International demand is the slowest to recover, due to continuing restrictions on the freedom of movement across borders, quarantine measures and traveler uncertainty. This year, international demand is expected to reach 22 percent of the pre-pandemic levels in 2019. In 2022, international demand is expected to reach 44 percent of the 2019 levels.
Domestic demand, with fewer restrictions in most countries, is driving the recovery. This year, domestic demand is expected to reach 73 percent of the pre-pandemic levels in 2019. In 2022, domestic demand is expected to reach 93 percent of the 2019 levels.
"The magnitude of the COVID-19 crisis for airlines is enormous. To survive, airlines have dramatically cut costs and adapted their business to whatever opportunities were available. We are well past the deepest point of the crisis. While serious issues remain, the path to recovery is coming into view. Aviation is showing its resilience yet again," said Willie Walsh, director-general of the IATA.
"People have not lost their desire to travel, as we see in solid domestic market resilience. But they are being held back from international travel by restrictions, uncertainty and complexity," Walsh said.
"More governments are seeing vaccinations as a way out of this crisis. We fully agree that vaccinated people should not have their freedom of movement limited in any way.
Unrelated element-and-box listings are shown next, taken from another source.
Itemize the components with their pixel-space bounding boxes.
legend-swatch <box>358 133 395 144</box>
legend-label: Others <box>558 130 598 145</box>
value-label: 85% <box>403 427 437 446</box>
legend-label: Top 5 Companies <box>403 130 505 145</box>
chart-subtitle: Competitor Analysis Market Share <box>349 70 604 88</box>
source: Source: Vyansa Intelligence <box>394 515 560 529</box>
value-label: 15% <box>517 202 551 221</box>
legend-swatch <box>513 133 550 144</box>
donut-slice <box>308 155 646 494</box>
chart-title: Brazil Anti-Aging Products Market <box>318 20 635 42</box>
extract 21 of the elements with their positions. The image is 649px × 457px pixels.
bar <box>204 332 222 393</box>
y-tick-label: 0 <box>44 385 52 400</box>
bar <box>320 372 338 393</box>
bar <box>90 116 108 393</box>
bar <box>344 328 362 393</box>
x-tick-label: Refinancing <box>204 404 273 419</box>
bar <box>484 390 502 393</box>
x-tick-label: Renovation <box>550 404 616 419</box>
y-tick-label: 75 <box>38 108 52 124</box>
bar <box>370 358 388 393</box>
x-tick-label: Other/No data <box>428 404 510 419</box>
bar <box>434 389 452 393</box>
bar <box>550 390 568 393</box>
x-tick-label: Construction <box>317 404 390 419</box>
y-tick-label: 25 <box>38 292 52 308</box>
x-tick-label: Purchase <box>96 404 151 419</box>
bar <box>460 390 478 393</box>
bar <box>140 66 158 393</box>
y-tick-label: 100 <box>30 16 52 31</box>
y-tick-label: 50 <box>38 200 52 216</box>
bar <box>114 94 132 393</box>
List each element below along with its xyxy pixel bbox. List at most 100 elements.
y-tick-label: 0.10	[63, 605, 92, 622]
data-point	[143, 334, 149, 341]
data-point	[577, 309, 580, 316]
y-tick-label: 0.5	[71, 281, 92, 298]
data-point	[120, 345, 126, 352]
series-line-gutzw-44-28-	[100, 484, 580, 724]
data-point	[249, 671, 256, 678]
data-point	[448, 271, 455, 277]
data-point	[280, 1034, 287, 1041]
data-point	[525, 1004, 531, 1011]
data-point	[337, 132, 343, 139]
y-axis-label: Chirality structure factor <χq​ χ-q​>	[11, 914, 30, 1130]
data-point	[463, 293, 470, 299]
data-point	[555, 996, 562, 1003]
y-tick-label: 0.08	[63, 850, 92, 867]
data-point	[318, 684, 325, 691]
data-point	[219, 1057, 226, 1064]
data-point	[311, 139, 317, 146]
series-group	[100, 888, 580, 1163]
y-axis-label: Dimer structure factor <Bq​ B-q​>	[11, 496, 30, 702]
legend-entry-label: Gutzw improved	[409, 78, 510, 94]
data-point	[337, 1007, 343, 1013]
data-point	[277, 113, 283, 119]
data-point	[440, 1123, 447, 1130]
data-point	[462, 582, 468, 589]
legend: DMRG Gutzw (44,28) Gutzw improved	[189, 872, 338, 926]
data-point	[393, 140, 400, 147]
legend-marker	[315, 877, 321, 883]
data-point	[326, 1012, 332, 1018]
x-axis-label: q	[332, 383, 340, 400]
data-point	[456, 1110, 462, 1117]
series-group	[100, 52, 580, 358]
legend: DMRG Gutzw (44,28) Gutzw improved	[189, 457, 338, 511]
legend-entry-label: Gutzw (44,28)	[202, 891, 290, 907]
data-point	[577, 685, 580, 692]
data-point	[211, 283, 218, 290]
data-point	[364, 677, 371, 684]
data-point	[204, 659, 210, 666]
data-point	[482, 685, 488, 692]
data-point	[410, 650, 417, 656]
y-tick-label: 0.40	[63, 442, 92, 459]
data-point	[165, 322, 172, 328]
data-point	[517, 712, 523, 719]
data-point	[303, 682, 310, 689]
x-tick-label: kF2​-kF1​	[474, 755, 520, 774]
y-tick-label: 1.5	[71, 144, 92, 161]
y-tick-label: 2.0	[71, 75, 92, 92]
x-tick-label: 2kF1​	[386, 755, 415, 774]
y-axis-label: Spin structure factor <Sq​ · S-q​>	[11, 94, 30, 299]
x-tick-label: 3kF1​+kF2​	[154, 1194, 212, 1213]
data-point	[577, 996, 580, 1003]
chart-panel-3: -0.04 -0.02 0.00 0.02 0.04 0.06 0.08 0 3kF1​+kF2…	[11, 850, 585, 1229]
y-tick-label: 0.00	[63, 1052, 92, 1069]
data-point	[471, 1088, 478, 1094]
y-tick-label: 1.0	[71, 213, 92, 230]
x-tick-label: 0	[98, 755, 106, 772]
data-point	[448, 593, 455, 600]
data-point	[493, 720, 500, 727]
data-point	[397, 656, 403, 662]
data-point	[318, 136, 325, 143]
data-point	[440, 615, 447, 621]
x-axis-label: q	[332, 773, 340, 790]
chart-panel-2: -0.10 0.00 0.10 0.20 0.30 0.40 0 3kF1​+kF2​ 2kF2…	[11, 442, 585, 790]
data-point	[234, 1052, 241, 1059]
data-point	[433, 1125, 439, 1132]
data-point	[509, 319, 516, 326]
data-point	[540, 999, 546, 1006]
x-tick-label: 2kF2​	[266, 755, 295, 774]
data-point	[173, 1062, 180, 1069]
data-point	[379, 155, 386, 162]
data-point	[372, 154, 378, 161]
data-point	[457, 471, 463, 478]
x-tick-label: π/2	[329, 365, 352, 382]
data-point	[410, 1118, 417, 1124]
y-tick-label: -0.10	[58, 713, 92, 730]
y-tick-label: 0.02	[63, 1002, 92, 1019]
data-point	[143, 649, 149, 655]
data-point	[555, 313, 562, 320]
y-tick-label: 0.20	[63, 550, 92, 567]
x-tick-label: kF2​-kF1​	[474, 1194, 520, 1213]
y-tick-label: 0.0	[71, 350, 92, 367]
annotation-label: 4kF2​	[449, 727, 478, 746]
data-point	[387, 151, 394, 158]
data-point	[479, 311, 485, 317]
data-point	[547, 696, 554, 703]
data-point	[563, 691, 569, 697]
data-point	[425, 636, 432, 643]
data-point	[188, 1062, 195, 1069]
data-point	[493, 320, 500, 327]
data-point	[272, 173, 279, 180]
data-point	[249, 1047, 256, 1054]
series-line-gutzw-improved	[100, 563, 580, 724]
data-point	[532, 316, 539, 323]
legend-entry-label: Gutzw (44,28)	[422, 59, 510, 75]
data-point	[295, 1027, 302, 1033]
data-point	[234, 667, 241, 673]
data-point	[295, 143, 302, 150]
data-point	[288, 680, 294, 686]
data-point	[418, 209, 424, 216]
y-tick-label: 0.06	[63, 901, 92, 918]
In fact, the freedom to travel is a good incentive for more people to be vaccinated."
In the next 20 years, the average annual growth rate of passenger turnover in China is expected to reach 5.7 percent, and the annual growth rate of the fleet size in China is foreseen to be 5.2 percent, according to the forecast of domestic aircraft manufacturer Commercial Aircraft Corp of China, which is known as COMAC.
By 2040, the world will need 41,429 new commercial airplanes valued at $6.1 trillion, based on the catalog price of last year. By then, China will become the single-largest aviation market, and Chinese carriers are expected to acquire 9,084 new airplanes with more than 50 seats each. China's demand will account for 22 percent of the total new aircraft required globally, the report said.
The C919, China's domestically manufactured narrow-body passenger jet, is on the fast track to receiving airworthiness certification before its commercial debut in the near future.
"The current aircraft manufacturing capacity of Boeing and Airbus can't fully meet the demand of global airlines, and the future debut of the C919 will provide new options for global carriers," said Yang Yang, deputy general manager of marketing and sales at COMAC.